Junk bonds are yielding a little more than 5%, but when historical loss rates (defaults and recoveries) are baked in, investors will be lucky to make more than they would on a 10-Year U.S. Treasury on them. And that means junk bonds are likely the worst bet in the bond world right now. Advisors pushing them on clients are arguably committing a kind of malpractice. (That’s my opinion, not Swedroe’s more diplomatic one, though he clearly also doesn’t think junk’s reward is worth its risk.)
Similarly, advisors baking in 7%-8% returns on a balanced portfolio are giving their clients faulty retirement plans. A financial planner who can’t make adjustments to 100-year return figures to fit the current moment, isn’t really a planner.
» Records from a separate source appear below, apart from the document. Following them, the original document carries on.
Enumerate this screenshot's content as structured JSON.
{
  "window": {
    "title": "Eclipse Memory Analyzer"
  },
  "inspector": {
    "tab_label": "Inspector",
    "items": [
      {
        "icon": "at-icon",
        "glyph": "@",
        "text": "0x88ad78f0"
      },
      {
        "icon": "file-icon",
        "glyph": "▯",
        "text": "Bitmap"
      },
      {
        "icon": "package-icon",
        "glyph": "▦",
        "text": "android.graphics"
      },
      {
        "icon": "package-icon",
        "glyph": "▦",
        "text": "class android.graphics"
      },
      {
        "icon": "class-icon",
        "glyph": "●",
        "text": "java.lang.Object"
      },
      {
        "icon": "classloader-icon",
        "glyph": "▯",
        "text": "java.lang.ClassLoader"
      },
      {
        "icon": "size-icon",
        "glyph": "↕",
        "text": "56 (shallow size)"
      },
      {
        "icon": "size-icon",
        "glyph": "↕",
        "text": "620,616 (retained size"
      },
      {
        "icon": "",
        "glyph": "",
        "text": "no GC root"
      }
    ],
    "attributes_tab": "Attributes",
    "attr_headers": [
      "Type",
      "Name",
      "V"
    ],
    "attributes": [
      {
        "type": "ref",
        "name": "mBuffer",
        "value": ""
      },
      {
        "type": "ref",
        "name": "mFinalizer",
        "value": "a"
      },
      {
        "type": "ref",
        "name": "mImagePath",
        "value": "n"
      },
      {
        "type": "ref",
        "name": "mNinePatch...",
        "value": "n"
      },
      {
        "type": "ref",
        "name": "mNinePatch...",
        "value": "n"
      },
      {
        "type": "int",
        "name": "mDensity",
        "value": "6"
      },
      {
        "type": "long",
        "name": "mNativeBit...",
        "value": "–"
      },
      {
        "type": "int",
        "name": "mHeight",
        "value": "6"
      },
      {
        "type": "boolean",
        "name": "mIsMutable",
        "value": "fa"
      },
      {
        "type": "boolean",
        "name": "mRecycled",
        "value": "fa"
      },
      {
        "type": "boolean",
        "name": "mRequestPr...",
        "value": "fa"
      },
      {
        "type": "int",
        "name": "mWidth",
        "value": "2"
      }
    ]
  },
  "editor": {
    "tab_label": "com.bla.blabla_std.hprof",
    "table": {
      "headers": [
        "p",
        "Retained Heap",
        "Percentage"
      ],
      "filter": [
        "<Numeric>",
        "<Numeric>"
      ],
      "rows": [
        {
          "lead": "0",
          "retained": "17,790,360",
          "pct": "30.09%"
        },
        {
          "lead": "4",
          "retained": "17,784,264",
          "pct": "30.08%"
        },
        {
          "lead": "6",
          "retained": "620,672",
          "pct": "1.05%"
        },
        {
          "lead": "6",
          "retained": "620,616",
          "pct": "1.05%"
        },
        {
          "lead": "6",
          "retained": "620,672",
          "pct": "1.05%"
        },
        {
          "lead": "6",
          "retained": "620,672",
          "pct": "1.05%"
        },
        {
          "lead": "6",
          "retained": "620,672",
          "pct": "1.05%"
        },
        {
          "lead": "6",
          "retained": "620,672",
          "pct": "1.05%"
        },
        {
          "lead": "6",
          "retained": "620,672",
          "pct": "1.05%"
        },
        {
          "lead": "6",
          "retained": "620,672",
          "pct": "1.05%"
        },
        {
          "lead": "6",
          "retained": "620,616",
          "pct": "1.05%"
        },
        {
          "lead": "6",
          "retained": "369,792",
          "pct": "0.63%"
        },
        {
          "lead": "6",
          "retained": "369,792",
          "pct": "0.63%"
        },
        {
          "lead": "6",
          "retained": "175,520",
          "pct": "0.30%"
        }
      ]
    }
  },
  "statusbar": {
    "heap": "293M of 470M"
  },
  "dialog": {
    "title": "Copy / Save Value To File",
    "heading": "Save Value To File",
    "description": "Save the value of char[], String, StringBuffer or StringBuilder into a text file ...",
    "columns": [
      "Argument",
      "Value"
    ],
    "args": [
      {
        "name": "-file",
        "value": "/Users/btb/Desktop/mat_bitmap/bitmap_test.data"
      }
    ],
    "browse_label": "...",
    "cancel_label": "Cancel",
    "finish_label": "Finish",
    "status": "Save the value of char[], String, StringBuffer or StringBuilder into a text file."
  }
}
Next, Swedroe moves to longevity. Our current situation is much different than it was decades ago when people often used to collect social security for only a few years before dying. Now, as Swedroe says, “for a healthy couple, both 65, there is a 50% chance one spouse will live beyond 92 and a 25% chance one spouse will live beyond 97.” Here Swedroe praises deferred income annuities or what he calls “longevity annuities,” though it’s true that someone buying them now locks in a low rate of return.
The fourth horseman of the retirement apocalypse is increasing healthcare costs, especially those associated with dementia, the likelihood of which doubles every five years after 65. According to Swedroe, “the average out-of-pocket medical expenses a 65-year-old couple can expect to incur during retirement is estimated to be in the mid-$200,000 range to somewhere in the mid-$400,000 range. And that’s the average. Obviously, some will incur far greater expenses.”
Stop extrapolating historical returns, and consider some alternatives
After a statement about a possible fifth apocalypse – the viability of Social Security and Medicare – Swedroe gives some advice to financial planners. First, don’t extrapolate century-long historical returns. Instead, understand where valuations and yields are now on securities. Second, get some foreign stock exposure. When considering how much, start from the observation that the U.S. stock market is about 50% of the global stock market. Third, consider a deferred annuity. .Fourth, explore long-term care insurance, and make sure you’re taking proper account of longevity risk. Last, Swedroe recommends an alternative bond portfolio consisting of four funds in strategies previously available only to institutional investors to boost yield for those investors who simply need the extra yield. He thinks they are superior to junk bonds, and we’re inclined to agree that almost anything is.
We’ll be examining these funds in future posts. For now, investors and advisors should consider Swedroe’s remarks about low returns and high expenses in retirement carefully.